I can and have provided clear examples of Semitic loans in Tyrrhenian and IE
that are seen by many others. I need to research how Hattic might have been
affected (and I'm sure that it has) but the difficulty lies in seperating
later Akkadian loans from those of an earlier period.

>As an Afro-Asiatic language, here we have proto-Semitic people coming >into
>southern Palestine circa 5,000 BCE,

If so, the Semitic loans in IE could only be explained by the Semitish
hypothesis, or early forms of teleportation.

>What language did the Yarmukan people speak, if it was not Semitic?
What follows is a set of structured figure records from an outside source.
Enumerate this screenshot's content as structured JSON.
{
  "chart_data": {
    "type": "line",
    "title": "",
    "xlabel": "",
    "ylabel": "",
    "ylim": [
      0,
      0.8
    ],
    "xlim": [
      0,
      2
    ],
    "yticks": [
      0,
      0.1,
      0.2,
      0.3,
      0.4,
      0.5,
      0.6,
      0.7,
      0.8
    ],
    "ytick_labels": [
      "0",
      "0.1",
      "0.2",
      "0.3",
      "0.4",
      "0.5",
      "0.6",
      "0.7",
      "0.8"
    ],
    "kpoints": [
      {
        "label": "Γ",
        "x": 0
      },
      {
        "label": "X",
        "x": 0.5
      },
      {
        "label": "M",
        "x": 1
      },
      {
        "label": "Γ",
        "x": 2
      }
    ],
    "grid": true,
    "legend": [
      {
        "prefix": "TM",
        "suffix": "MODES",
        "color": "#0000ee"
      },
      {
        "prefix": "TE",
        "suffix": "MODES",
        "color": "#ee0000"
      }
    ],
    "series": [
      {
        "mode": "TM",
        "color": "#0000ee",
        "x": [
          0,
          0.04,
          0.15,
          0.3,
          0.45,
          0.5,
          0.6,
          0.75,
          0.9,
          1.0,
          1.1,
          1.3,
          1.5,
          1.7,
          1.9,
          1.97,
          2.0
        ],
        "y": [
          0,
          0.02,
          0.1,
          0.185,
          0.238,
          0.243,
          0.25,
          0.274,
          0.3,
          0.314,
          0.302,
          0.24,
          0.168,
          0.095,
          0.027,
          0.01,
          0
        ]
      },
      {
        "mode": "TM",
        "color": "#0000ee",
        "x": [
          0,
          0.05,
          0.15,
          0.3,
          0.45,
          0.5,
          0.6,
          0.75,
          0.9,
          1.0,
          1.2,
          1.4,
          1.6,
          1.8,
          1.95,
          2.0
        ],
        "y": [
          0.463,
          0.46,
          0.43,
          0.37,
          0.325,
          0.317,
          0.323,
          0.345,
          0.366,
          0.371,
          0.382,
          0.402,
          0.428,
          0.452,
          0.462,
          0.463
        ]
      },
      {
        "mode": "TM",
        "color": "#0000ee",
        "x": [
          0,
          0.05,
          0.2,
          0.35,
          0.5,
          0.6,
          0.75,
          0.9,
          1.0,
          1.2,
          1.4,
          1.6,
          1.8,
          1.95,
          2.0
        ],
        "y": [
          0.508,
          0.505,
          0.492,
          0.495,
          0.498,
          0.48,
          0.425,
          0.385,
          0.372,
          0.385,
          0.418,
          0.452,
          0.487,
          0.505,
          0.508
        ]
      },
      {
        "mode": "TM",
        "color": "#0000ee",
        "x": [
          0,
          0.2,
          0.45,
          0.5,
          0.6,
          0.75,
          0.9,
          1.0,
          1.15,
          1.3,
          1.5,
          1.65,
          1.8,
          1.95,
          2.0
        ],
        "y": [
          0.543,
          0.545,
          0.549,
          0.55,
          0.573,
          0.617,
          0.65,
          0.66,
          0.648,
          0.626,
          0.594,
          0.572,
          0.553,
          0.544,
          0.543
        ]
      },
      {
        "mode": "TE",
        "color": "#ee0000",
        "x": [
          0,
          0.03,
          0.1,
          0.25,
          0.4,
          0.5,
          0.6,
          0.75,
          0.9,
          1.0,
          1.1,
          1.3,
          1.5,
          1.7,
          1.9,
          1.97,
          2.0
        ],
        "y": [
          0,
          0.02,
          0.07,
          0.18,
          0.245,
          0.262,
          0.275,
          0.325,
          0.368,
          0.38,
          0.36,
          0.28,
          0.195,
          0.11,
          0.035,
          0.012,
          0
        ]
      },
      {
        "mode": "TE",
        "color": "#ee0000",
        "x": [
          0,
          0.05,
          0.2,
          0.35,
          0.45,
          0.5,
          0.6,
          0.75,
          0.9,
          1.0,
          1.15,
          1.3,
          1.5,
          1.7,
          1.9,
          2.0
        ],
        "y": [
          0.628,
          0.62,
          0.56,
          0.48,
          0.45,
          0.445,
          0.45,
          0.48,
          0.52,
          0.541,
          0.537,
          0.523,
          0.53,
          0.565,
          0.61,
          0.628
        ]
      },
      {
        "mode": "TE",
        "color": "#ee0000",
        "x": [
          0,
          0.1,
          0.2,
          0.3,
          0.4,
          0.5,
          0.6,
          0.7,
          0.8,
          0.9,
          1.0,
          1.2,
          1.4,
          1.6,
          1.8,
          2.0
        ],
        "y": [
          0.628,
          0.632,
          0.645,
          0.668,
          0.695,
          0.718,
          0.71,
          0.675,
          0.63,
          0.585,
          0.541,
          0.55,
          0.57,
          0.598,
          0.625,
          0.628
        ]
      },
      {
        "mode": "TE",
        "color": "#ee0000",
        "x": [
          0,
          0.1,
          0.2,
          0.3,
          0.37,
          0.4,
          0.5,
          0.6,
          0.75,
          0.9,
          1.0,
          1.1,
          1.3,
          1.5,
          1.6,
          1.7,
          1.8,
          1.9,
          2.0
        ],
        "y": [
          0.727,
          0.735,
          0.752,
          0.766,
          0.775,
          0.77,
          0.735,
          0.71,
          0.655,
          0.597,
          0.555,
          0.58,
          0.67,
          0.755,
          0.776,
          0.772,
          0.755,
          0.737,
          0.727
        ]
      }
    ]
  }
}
Semitish, I suppose. The ancestry of Yarmukan is not a good indicator of
language. If they arose from the Natufian who arose from the Kebaran, who's
to say that the language didn't spread differently such that they ended up
speaking an early Semitic tongue. Semitic's long-lost "Yukaghir", perhaps.
Thanks, John.

Then it's settled, the Yarmukan culture spoke Semitish, a dialect seperating
from an early stage of Proto-Semitic, interesting.

>Glen, I am not strong linguistically, but when Semitic linguists tell
>me that proto-Semitic fragmented only 3,300 BCE,

What linguist told you this? Akkadian was already seperate by then. The
EncBritt speaks of Akkadian in 3100 BCE retaining Semitic laryngeals which
slowly disappear in the next millenium.

>They spoke the language from which Semitic got many of the
>terms that separated them from the other Afro-Asiatic languages that
>stayed in Africa. No mythical sub-stratum at all here Glen.

I'm afraid the words "six" and "seven" are very much native to AA. The only
language that could convey these words is an AA language or a language that
had borrowed them from Semitic. If you cannot find a likely attested
intermediary, it remains very much mythical and more indirect a hypothesis
than Semitish. Indirect is bad. Can we call it a truce with "Semitish" then?